My husband is on day 64 of his indefinite smoke break, and I am very proud of him. He is managing fairly well; he still doesn’t use the word QUIT, but I did hear him say that he will not go back to smoking.
The other night he asked me if I still get cravings and I knew what he meant. We had just finished watching an episode of Shameless, and one scene had been very intense. The young actor’s face was shown in a closeup, a cigarette slightly hanging off his lips James-Dean-style when he slowly exhaled. I haven’t smoked in so long and I could almost taste it; I can just imagine how much more intense it must have been for my husband.
I find the smell of cigarettes disgusting these days, so how could the TV scene look tempting?
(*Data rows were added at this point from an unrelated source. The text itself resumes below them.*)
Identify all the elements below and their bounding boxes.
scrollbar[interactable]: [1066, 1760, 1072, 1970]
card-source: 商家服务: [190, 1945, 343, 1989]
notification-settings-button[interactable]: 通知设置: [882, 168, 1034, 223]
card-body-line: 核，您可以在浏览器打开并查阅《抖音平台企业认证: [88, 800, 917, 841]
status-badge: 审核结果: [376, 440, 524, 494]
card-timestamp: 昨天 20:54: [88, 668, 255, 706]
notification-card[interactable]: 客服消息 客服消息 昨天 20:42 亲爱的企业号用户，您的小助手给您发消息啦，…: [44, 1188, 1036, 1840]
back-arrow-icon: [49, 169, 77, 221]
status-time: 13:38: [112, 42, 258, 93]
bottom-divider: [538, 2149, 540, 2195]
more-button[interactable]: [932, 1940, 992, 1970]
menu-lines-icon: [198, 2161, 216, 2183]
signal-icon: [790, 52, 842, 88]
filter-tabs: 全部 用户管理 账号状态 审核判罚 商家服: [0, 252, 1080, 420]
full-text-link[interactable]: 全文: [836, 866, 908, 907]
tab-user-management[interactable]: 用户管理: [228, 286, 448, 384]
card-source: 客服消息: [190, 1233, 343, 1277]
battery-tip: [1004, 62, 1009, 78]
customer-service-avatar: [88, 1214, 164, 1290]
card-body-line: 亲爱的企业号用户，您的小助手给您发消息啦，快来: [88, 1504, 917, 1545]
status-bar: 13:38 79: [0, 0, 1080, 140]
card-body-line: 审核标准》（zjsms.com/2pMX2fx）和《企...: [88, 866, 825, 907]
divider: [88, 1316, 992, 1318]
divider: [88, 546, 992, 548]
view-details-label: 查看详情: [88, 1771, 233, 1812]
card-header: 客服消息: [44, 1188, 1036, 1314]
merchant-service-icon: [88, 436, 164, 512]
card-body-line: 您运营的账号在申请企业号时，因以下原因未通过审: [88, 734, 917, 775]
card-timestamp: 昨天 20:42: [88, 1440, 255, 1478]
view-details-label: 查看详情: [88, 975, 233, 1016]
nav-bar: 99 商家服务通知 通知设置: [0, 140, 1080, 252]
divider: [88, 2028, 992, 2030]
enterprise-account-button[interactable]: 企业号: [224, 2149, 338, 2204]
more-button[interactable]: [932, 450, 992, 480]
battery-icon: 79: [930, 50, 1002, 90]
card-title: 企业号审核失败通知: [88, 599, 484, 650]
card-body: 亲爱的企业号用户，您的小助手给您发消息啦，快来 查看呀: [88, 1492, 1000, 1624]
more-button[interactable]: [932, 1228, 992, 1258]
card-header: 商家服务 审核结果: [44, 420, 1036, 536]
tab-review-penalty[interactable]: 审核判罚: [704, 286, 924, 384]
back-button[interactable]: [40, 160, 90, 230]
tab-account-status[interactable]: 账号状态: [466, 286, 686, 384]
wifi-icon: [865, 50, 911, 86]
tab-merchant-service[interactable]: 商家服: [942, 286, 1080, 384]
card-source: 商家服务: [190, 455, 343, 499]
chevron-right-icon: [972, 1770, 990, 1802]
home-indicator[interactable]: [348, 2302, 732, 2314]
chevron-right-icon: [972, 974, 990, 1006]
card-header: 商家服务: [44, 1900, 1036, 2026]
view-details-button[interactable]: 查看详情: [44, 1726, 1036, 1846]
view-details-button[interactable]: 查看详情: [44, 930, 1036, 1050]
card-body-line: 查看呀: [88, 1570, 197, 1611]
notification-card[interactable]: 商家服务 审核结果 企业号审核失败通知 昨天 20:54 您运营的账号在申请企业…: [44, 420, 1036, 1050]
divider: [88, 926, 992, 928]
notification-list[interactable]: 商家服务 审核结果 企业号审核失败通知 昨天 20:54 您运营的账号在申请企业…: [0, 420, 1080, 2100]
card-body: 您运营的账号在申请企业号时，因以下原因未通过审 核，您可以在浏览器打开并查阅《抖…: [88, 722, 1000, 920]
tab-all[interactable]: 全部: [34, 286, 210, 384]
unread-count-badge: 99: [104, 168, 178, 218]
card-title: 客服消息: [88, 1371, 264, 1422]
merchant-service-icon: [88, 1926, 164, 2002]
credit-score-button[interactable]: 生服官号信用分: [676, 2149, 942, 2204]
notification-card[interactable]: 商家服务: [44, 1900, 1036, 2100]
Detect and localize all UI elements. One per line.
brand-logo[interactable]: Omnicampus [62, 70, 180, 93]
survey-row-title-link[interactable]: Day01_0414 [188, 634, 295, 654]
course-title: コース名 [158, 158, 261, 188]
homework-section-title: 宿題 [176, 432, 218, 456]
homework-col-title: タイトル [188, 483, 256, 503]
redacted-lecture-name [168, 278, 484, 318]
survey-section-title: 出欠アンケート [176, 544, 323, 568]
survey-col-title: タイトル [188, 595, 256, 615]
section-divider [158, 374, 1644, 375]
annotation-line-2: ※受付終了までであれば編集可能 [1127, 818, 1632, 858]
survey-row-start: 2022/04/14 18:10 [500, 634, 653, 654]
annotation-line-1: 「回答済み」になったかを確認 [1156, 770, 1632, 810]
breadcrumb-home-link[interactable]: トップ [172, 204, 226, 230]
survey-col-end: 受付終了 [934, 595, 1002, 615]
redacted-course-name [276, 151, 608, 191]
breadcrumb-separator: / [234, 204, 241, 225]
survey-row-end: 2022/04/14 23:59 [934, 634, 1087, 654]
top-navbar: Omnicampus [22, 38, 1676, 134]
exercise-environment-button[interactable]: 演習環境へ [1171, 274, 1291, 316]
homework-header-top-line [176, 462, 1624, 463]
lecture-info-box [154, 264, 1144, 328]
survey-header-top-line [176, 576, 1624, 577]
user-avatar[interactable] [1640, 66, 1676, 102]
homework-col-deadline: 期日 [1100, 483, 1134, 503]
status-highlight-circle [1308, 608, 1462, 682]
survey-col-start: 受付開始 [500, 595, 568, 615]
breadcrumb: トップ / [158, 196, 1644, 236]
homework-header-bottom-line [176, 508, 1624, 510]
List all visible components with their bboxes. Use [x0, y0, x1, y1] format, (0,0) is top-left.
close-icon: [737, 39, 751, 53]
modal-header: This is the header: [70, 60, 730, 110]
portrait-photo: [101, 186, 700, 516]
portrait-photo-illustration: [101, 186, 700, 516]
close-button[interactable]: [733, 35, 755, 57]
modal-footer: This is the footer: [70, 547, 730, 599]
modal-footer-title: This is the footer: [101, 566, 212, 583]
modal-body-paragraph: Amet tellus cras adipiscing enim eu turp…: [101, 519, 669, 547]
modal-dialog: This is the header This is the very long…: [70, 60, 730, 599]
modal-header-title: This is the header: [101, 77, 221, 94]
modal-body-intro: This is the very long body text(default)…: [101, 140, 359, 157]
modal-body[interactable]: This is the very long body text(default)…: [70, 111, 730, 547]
I felt like a fly looking at a spider net. I know the spider net is deadly, and it would be highly stupid to fly into it but for the blink of an eye, it looked beautiful and fascinating. Just a few seconds later I look at the spider net and see it for what it is, a deadly trap.
How can this be? I am smoke-free since over two years and I am happy as an ex-smoker. Then, how can it be that I get cravings like that?
Drugs, Alcohol, Cigarettes, sugar and pills, our demons might have a different look, but we all have one thing in common, getting our “fix” has been the central focus of our lives and we panic when we all of sudden realize, we can never have IT again. Forever and ever sounds cute in a fairy tale, but it seems like a damn long time if you have to give something up.
We take small baby steps at the beginning of our quit-journey because the thought of giving something up forever is just too overwhelming. Then one day -after weeks and months of living without the addictive substance- we realize that we can live without it and we start to think long-therm. That’s when some of us get doubts, and we feel sad about letting our “comfort” go. It seems like we are grieving and we wonder, “What is there possible to grieve about?”
Someone once said, “Grief is not about forgetting, but remembering with less pain,” and it makes so much sense to me.
I think we all react differently. For some, it seems to be so easy and for some of us, it is the fight of a lifetime. We have different demons, different personalities, different lives and different circumstances, BUT in the end…we all want to be “free” and we find our way.
Cravings are just that…cravings. The last a few seconds and poof they are gone!